Introduced by Sandi Toksvig
Review by Karen Langley
Fifty years ago, in the heat of the second wave of women’s liberation, a revolutionary feminist publishing house was formed by Carmen Callil and a group of like-minded women. To celebrate their anniversary this year, that publisher, Virago Press, have released an anthology of new fictions, all of which celebrate and set out to reclaim the various derogatory terms which have been applied to strong-minded women over the years. The result is an exhilarating collection of works which demonstrates the wide range of women’s writing as well as pushing the boundaries of fiction in a fascinating way. The book is Furies: Stories of the wicked, wild and untamed and it’s a worthy volume to mark 50 years of being in the vanguard of feminist publishing.
For this celebratory work, Virago have drawn on an impressive array of authors to explore the topic of damaging words. There’s a feeling, with terms of abuse, that if they’re reclaimed from the oppressors, re-appropriated and used by those abused, the words lose their power; certainly that’s often been the case with the N-word, which has been taken back and used by those of colour. It can be empowering to defuse these words by using them yourself – I’ve been known to refer to myself cheerfully as an old bag or old bat – but there’s no doubt that the terms can still hurt. So reading through these stories was sobering, often uplifting, and of course inspirational.
The collection opens with the marvellous Margaret Atwood who brings humour to her tale Siren, in which the Liminal Beings Knitting Circle attempts to be inclusive and allow all its members to co-exist peacefully. It’s clever and entertaining and laced with Atwood’s wonderfully dry wit. In Termagant, Emma Donoghue explores the real life Kathlyn Oliver, speculating on her inability to settle to marriage after the war, her eloquent letter writing on a number of revolutionary topics, and her search for a companion of her own sex.

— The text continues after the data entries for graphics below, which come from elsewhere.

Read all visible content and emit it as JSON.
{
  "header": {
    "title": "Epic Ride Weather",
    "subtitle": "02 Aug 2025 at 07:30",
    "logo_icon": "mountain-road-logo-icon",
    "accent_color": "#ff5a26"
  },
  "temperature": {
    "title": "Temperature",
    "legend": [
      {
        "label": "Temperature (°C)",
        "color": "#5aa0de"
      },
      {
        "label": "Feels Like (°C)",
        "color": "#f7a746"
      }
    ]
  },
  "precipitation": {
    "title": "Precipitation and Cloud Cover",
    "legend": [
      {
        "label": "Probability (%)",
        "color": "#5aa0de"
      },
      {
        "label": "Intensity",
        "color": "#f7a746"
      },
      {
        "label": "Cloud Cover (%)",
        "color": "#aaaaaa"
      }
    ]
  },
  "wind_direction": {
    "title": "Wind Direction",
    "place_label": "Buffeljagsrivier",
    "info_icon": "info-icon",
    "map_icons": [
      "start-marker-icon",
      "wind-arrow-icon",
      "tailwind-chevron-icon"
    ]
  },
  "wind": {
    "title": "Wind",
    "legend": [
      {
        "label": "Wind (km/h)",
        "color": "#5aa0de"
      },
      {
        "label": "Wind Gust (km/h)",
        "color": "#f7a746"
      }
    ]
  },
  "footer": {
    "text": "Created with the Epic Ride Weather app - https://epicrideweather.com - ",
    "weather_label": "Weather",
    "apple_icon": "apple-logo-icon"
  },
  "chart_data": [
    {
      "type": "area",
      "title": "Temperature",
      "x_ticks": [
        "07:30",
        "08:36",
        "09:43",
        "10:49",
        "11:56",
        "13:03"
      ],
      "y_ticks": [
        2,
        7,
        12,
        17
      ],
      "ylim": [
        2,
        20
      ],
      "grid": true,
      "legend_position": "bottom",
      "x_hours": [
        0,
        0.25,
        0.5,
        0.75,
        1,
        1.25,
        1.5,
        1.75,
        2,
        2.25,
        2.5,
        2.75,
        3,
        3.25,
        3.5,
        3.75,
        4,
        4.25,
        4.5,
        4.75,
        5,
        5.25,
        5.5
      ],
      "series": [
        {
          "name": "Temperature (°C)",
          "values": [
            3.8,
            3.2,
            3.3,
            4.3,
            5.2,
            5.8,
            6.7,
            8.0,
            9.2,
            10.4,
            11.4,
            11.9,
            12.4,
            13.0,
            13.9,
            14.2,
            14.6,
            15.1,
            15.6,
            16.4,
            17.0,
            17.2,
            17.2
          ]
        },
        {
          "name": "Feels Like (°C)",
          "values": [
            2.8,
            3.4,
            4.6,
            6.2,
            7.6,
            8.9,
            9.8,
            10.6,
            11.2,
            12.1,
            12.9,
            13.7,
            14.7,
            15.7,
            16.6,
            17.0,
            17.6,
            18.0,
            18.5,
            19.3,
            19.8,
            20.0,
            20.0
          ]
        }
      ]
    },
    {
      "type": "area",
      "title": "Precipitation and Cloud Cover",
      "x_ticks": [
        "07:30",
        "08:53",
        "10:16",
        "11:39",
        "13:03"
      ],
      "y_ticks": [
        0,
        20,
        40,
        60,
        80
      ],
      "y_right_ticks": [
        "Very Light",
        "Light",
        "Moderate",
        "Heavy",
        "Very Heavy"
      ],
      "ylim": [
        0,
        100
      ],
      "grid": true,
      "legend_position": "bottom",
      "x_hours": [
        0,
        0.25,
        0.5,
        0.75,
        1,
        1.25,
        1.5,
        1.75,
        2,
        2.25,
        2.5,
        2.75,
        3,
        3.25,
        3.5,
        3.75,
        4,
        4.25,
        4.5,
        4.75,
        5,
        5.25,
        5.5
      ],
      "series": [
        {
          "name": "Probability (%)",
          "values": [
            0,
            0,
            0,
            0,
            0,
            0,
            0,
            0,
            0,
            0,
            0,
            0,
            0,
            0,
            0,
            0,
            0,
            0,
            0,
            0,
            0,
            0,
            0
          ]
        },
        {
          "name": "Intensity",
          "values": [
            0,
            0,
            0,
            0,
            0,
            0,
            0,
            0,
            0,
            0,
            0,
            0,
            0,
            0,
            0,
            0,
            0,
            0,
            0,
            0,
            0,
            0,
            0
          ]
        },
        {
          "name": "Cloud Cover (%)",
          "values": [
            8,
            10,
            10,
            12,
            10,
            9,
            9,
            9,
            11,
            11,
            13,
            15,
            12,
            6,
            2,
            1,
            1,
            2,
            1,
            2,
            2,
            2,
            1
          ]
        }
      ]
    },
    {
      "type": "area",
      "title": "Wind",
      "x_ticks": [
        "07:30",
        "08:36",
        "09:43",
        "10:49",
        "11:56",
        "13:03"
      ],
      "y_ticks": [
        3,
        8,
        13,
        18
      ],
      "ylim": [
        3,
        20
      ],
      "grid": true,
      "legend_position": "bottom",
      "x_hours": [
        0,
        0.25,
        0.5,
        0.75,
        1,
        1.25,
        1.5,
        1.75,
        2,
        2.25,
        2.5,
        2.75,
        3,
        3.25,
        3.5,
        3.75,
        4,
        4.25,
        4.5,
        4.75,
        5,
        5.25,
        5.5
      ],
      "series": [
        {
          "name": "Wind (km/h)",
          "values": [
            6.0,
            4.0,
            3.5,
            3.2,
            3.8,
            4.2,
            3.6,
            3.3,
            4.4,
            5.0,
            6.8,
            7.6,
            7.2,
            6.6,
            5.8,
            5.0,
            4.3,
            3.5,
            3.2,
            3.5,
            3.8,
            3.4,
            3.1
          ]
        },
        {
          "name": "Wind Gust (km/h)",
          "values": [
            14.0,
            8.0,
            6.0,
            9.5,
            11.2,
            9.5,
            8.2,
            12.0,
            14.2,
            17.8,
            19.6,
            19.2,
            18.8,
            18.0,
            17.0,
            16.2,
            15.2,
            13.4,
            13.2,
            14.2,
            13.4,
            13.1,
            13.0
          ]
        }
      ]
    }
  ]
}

Truth be told, there were some of these words that I’d be happy to take on and acknowledge – Warrior, Fury, Tygress and of course Virago – but some which still hold associations long used to put down women. Wench and Hussy deny women’s rights to free sexuality; Spitfire and She-Devil try to force them into quietness and acceptance; Muckraker and Harridan imply nastiness. And there is Churail, the title of Kamila Shamsie’s story, which is an Urdu word referring to a kind of vengeful spirit, often portrayed as an ugly old woman who disguises herself as a beautiful young one and lures men to their doom. On the other hand, Helen Oyeyemi’s Vituperator takes us into very modern territory, covering an AI system which is designed to troll specific individuals who need to be toughened up to deal with online hassle…
We set off and my fragile mother put her foot down hard on the accelerator and I realised, sitting in the passenger seat, with that sudden acute revelation of someone’s inner character that you only get when you’re a passenger and they’re driving, something else unsayable out loud so as not to disempower the knowing – that my mother wasn’t just a great driver, she was a fearless person in the world, a woman fazed by nothing. (Spitfire, Ali Smith)
One fascinating aspect of this stimulating collection is the sheer variety of styles used by the authors; some are relatively straightforward narratives, some complex and experimental (such as Kirsty Logan’s Wench), and there is even a short graphic piece She-Devil by Eleanor Crewes which is a rather unnerving exploration of a toxic mother-daughter relationship. Ali Smith’s Spitfire is a different look at a mother, where the narrator realises there is much about her parents she’ll never know, with their memories of wartime often being filtered or unsaid. I’ve just mentioned a few of the highlights in this collection, but really it’s an exemplary anthology, full of riches.
Furies is introduced by Sandi Toksvig, herself a witty and inspirational character, and the book is a fascinating read from start to finish; bracing, brilliant and rousing, the stories explore women’s lives and experiences through the lenses of the insults aimed at them. As well as being a reminder that we should try not to let words hurt us, they also allow us to embrace the language and turn it back upon the abusers. The one word I was perhaps surprised not to see featured was witch, which has been an incredibly harmful term to be flung at women over the centuries. Nevertheless, Furies is a wonderful and very powerful collection of works by some excellent authors and the perfect way to mark the anniversary of an innovative publishing house which changed the landscape for women’s writing.
Karen Langley blogs at kaggsysbookishramblings and hopes Virago continue for another 50 years! (www.kaggsysbookishramblings.wordpress.com)
Furies (Virago , 2023). 978-0349017143. 304pp., hardback.